I tried to use the docx module but I've been told it is not compatible with python 3.3. So I am left with using pywin32 and the COM. I have used this successfully with Excel to get the data I need but I am having trouble with Word because there is FAR less documentation and reading through the object model on Microsoft's website is over my head.
Here is what I have so far to open the document(s):
import win32com.client as win32
import glob, os
word = win32.gencache.EnsureDispatch('Word.Application')
word.Visible = True
for infile in glob.glob(os.path.join(r'mypath', '*.docx')):
print(infile)
doc = word.Documents.Open(infile)
So at this point I can do something like
print(doc.Content.Text)
And see the contents of the files, but it still looks like there is some odd formatting in there and I have no idea how to actually parse through to grab the data I need. I can create RE's that will successfully find the strings that I'm looking for, I just don't know how to implement them into the program using the COM.

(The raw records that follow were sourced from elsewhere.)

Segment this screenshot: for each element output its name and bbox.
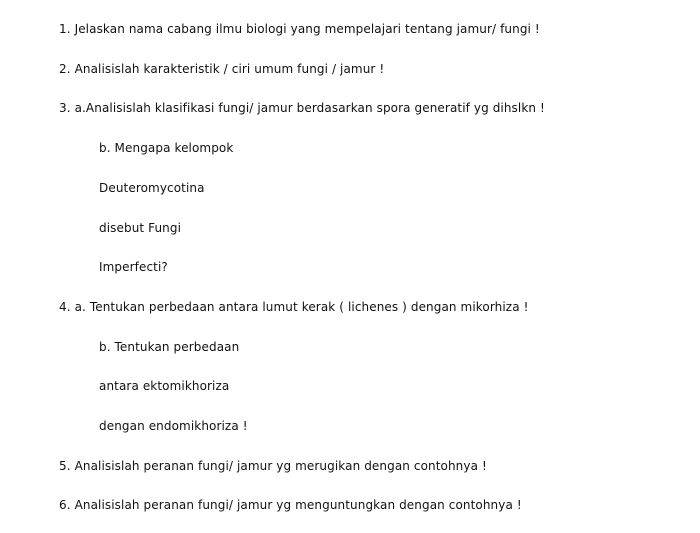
question-4b-line-3: dengan endomikhoriza ! <box>99 419 248 433</box>
question-2: 2. Analisislah karakteristik / ciri umum fungi / jamur ! <box>59 62 385 76</box>
question-4b-line-2: antara ektomikhoriza <box>99 379 230 393</box>
question-6: 6. Analisislah peranan fungi/ jamur yg menguntungkan dengan contohnya ! <box>59 498 522 512</box>
question-3b-line-1: b. Mengapa kelompok <box>99 141 234 155</box>
question-3a: 3. a.Analisislah klasifikasi fungi/ jamur berdasarkan spora generatif yg dihslkn ! <box>59 101 545 115</box>
question-1: 1. Jelaskan nama cabang ilmu biologi yang mempelajari tentang jamur/ fungi ! <box>59 22 540 36</box>
question-4a: 4. a. Tentukan perbedaan antara lumut kerak ( lichenes ) dengan mikorhiza ! <box>59 300 529 314</box>
question-4b-line-1: b. Tentukan perbedaan <box>99 340 240 354</box>
question-5: 5. Analisislah peranan fungi/ jamur yg merugikan dengan contohnya ! <box>59 459 487 473</box>
question-3b-line-3: disebut Fungi <box>99 221 182 235</box>
question-3b-line-4: Imperfecti? <box>99 260 168 274</box>
question-3b-line-2: Deuteromycotina <box>99 181 205 195</box>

The code I have so far was mostly found through Google. I don't even think this is that hard, it's just that reading through the object model on Microsoft's website is like reading a foreign language. Any help is MUCH appreciated. Thank you.
Edit: code I was using to save the files from docx to txt:
for path, dirs, files in os.walk(r'mypath'):
for doc in [os.path.abspath(os.path.join(path, filename)) for filename in files if fnmatch.fnmatch(filename, '*.docx')]:
print("processing %s" % doc)
wordapp.Documents.Open(doc)
docastxt = doc.rstrip('docx') + 'txt'
wordapp.ActiveDocument.SaveAs(docastxt,FileFormat=win32com.client.constants.wdFormatText)

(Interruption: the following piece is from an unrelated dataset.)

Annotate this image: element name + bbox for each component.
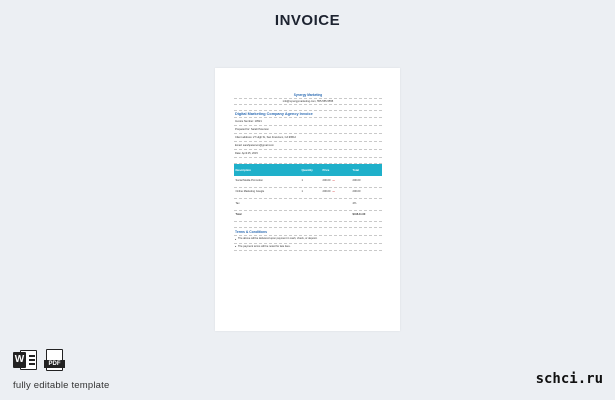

wordapp.ActiveDocument.Close()
If you don't want to learn the complicated way Word models documents, and then how that's exposed through the Office object model, a much simpler solution is to have Word save a plain-text copy of the file.

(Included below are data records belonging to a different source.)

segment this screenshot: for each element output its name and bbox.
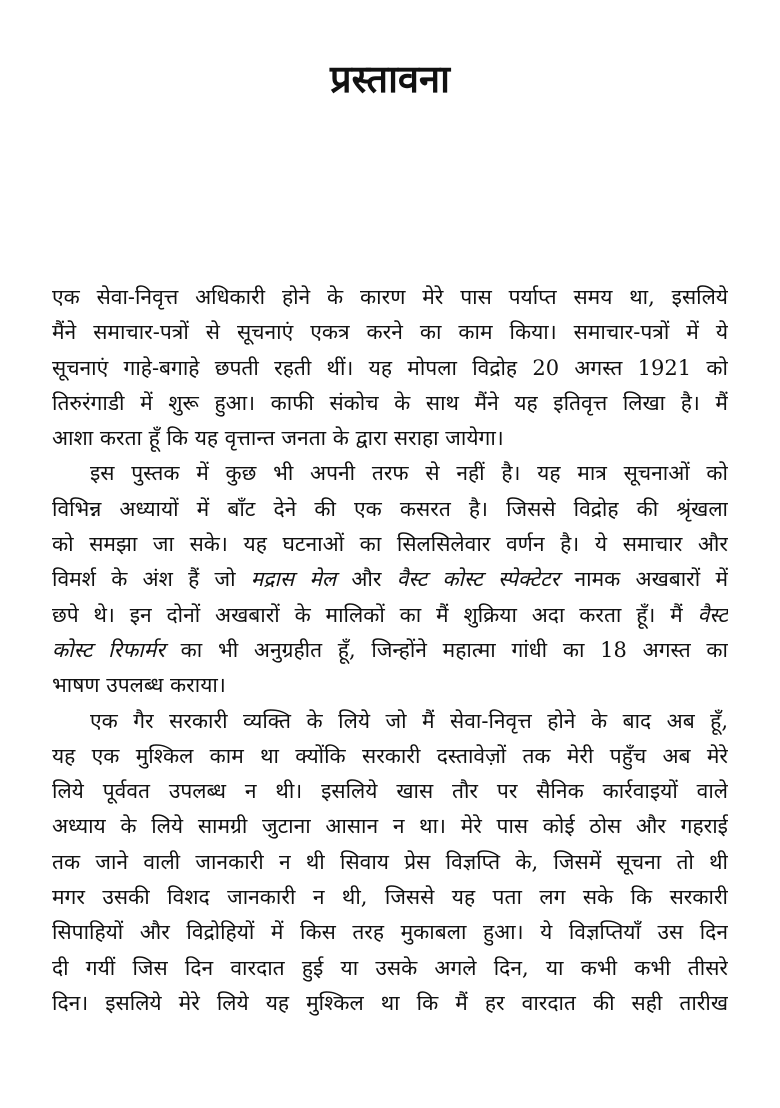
text-segment: विभिन्न अध्यायों में बाँट देने की एक कसरत है। जिससे विद्रोह की श्रृंखला: [52, 496, 728, 521]
text-line: [52, 456, 728, 491]
text-segment: मगर उसकी विशद जानकारी न थी, जिससे यह पता लग सके कि सरकारी: [52, 885, 728, 910]
text-line: [52, 598, 728, 633]
text-segment: आशा करता हूँ कि यह वृत्तान्त जनता के द्वारा सराहा जायेगा।: [52, 426, 504, 451]
document-body: [52, 280, 728, 1021]
text-line: [52, 704, 728, 739]
text-line: [52, 668, 728, 703]
page-title: प्रस्तावना: [330, 56, 450, 101]
text-line: [52, 315, 728, 350]
text-line: [52, 351, 728, 386]
text-line: [52, 845, 728, 880]
italic-text: मद्रास मेल: [250, 567, 337, 592]
text-line: [52, 527, 728, 562]
text-segment: सिपाहियों और विद्रोहियों में किस तरह मुकाबला हुआ। ये विज्ञप्तियाँ उस दिन: [52, 920, 728, 945]
text-segment: तिरुरंगाडी में शुरू हुआ। काफी संकोच के साथ मैंने यह इतिवृत्त लिखा है। मैं: [52, 390, 728, 415]
paragraph: [52, 280, 728, 456]
text-line: [52, 915, 728, 950]
text-line: [52, 809, 728, 844]
text-line: [52, 739, 728, 774]
italic-text: वैस्ट: [697, 602, 728, 627]
text-segment: दी गयीं जिस दिन वारदात हुई या उसके अगले दिन, या कभी कभी तीसरे: [52, 955, 728, 980]
paragraph: [52, 456, 728, 703]
text-segment: लिये पूर्ववत उपलब्ध न थी। इसलिये खास तौर पर सैनिक कार्रवाइयों वाले: [52, 779, 728, 804]
text-segment: भाषण उपलब्ध कराया।: [52, 673, 226, 698]
text-segment: विमर्श के अंश हैं जो: [52, 567, 251, 592]
text-segment: और: [336, 567, 397, 592]
text-line: [52, 633, 728, 668]
text-line: [52, 562, 728, 597]
text-segment: का भी अनुग्रहीत हूँ, जिन्होंने महात्मा गांधी का 18 अगस्त का: [164, 637, 728, 662]
text-segment: अध्याय के लिये सामग्री जुटाना आसान न था। मेरे पास कोई ठोस और गहराई: [52, 814, 728, 839]
text-line: [52, 421, 728, 456]
text-segment: सूचनाएं गाहे-बगाहे छपती रहती थीं। यह मोपला विद्रोह 20 अगस्त 1921 को: [52, 355, 728, 380]
text-line: [52, 280, 728, 315]
text-line: [52, 880, 728, 915]
italic-text: वैस्ट कोस्ट स्पेक्टेटर: [396, 567, 560, 592]
text-segment: इस पुस्तक में कुछ भी अपनी तरफ से नहीं है। यह मात्र सूचनाओं को: [90, 461, 728, 486]
text-segment: को समझा जा सके। यह घटनाओं का सिलसिलेवार वर्णन है। ये समाचार और: [52, 532, 728, 557]
text-segment: यह एक मुश्किल काम था क्योंकि सरकारी दस्तावेज़ों तक मेरी पहुँच अब मेरे: [52, 743, 728, 768]
text-line: [52, 386, 728, 421]
text-segment: एक सेवा-निवृत्त अधिकारी होने के कारण मेरे पास पर्याप्त समय था, इसलिये: [52, 285, 728, 309]
text-segment: दिन। इसलिये मेरे लिये यह मुश्किल था कि मैं हर वारदात की सही तारीख: [52, 990, 728, 1015]
text-line: [52, 951, 728, 986]
italic-text: कोस्ट रिफार्मर: [52, 637, 165, 662]
paragraph: [52, 704, 728, 1022]
text-line: [52, 774, 728, 809]
text-line: [52, 986, 728, 1021]
text-segment: एक गैर सरकारी व्यक्ति के लिये जो मैं सेवा-निवृत्त होने के बाद अब हूँ,: [90, 708, 728, 733]
text-segment: तक जाने वाली जानकारी न थी सिवाय प्रेस विज्ञप्ति के, जिसमें सूचना तो थी: [52, 849, 728, 874]
text-segment: छपे थे। इन दोनों अखबारों के मालिकों का मैं शुक्रिया अदा करता हूँ। मैं: [52, 602, 698, 627]
text-line: [52, 492, 728, 527]
text-segment: मैंने समाचार-पत्रों से सूचनाएं एकत्र करने का काम किया। समाचार-पत्रों में ये: [52, 320, 728, 345]
text-segment: नामक अखबारों में: [559, 567, 728, 592]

There are a lot of options here. Use tempfile to create temporary text files and then delete them, or store permanent ones alongside the doc files for later re-use? Use Unicode (which, in Microsoft speak, means UTF-16-LE with a BOM) or encoded text? And so on. So, I'll just pick something reasonable, and you can look at the Document.SaveAs, WdSaveFormat, etc. docs to modify it.
wdFormatUnicodeText = 7
for infile in glob.glob(os.path.join(r'mypath', '*.docx')):
print(infile)
doc = word.Documents.Open(infile)
txtpath = os.path.splitext('infile')[0] + '.txt'
doc.SaveAs(txtpath, wdFormatUnicodeText)
doc.Close()
with open(txtpath, encoding='utf-16') as f:
process_the_file(f)
As noted in your comments, what this does to complex things like tables, multi-column text, etc. may not be exactly what you want. In that case, you might want to consider saving as, e.g., wdFormatFilteredHTML, which Python has nice parsers for. (It's a lot easier to BeautifulSoup a table than to win32com-Word it.)
oodocx is my fork of the python-docx module that is fully compatible with Python 3.3. You can use the replace method to do regular expression searches. Your code would look something like:
from oodocx import oodocx
d = oodocx.Docx('myfile.docx')
d.replace('searchstring', 'replacestring')
d.save('mynewfile.docx')
If you just want to remove strings, you can pass an empty string to the "replace" parameter.